Grâce aux « escouades de défense » des colons soutenues par l’État, Israël a réussi à nettoyer ethniquement 16 communautés palestiniennes dans les collines méridionales d’Al-Khalil (Hébron). En 2023, on a découvert que l’armée israélienne avait créé l’unité « Frontière du désert », composée des colons juifs les plus extrémistes du célèbre groupe « Hilltop Youth ». Les groupes de défense des droits de l’homme ont également documenté l’utilisation de fusils israéliens standard par des colons de Cisjordanie attaquant des Palestiniens, ce qui indique que l’État est complice de ces attaques.

Selon M. Aboudi, « environ 700 barrages routiers [israéliens] coupent les villages palestiniens les uns des autres ». Mis en place par les forces d’occupation, ces barrages servent de couverture aux « attaques des colons violents qui s’en prennent aux Palestiniens qui passent … ce qui affecte grandement la capacité de voyager en toute sécurité à travers la Cisjordanie ». Les agresseurs peuvent compter sur l’impunité inconditionnelle de Tel-Aviv, explique-t-il :

« Ils estiment qu’ils disposent de suffisamment de ressources, d’armes, de soutiens politiques, pour commettre le crime de leur choix. »

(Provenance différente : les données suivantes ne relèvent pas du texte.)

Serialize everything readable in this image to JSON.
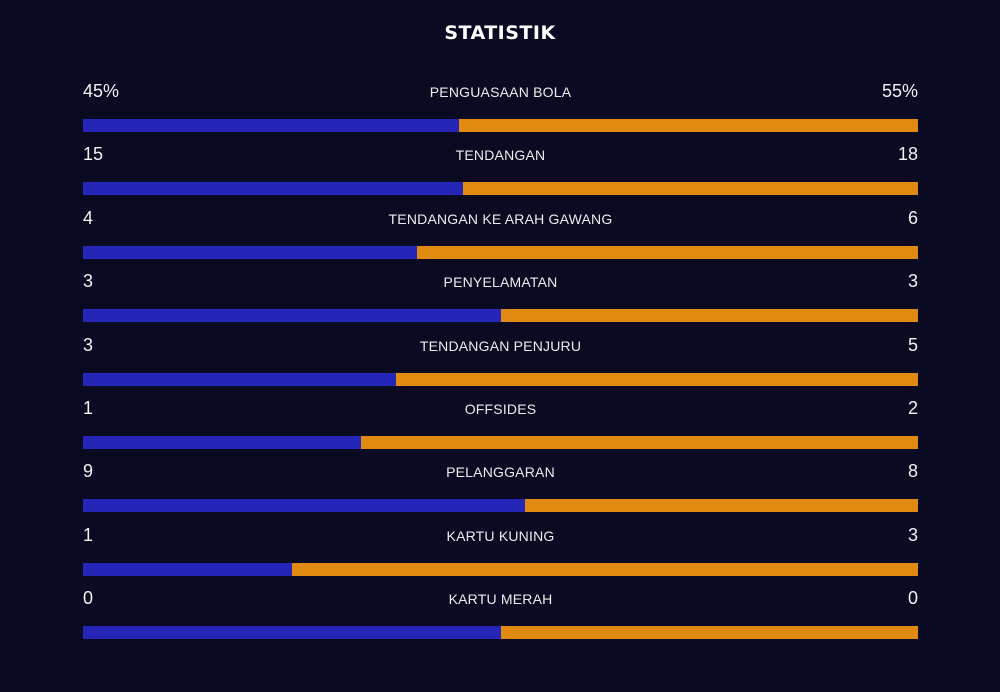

Trump et l’annexion de la Cisjordanie

Yossi Dagan, le chef des colons du Conseil régional de Samarie, a récemment acheté quelque 500 fusils pour armer et préparer des « équipes de sécurité d’urgence » en prévision d’une guerre en Cisjordanie. En septembre, Israël a déclaré la Cisjordanie « zone de combat » et a créé des zones militaires fermées comme tampons autour des colonies juives illégales.

Bezalel Smotrich, le ministre israélien des finances qui s’est récemment vu confier le contrôle des affaires relatives aux colonies dans les territoires palestiniens occupés, a lancé un appel public à l’annexion à la fin du mois d’octobre. Lui-même colon de longue date en Cisjordanie, M. Smotrich travaille ouvertement au nom d’une proposition de 2017 du mouvement des colons, exposée dans un document intitulé « Plan décisif », qui vise à doubler la population de colons en Cisjordanie.

Si l’on conjugue cela avec la décision d’Israël de commencer à transférer la population de colons israéliens du contrôle militaire au contrôle civil, il devient clair que le processus d’annexion est déjà en cours.

Avec la victoire de Donald Trump aux récentes élections américaines, il est plus que probable que Netanyahou considère l’annexion de la Cisjordanie comme une option soudainement très viable, malgré l’avis historique rendu par la Cour internationale de justice (CIJ) en juillet qui a déclaré que l’occupation des territoires par Israël était une violation du droit international et a exigé que Tel-Aviv mette fin à son occupation, démantèle toutes les colonies, paie des réparations pour les dommages subis par les Palestiniens et facilite le retour de tous les autochtones déplacés.

Mais la large victoire électorale de Trump a été facilitée par la contribution de l’uber-sioniste Adelson, qui a versé 100 millions de dollars à sa campagne, à la seule condition que le dirigeant républicain autorise l’annexion de la Cisjordanie par Israël.

Rappelons également que les Adelson ont financé la première candidature de Trump à la présidence, en 2016, avec pour contrepartie que le dirigeant républicain déplace l’ambassade des États-Unis à Tel-Aviv à Jérusalem et reconnaisse la ville sainte comme la capitale indivise d’Israël – une promesse que Trump a mise en œuvre en 2018.

Aujourd’hui, Miriam Adelson fait pression pour l’annexion de la Cisjordanie. Conjugué à la montée de la violence des colons, à la formation de milices juives, aux programmes de formation militaire pour les civils des colons et à la distribution de 120 000 fusils, une stratégie calculée prend forme. Il ne s’agit pas seulement d’attaques sporadiques, mais d’une campagne délibérée, soutenue par l’État, visant à modifier la démographie de la Cisjordanie de manière permanente, conformément à l’idéologie expansionniste et coloniale du gouvernement de coalition le plus extrémiste de l’histoire d’Israël.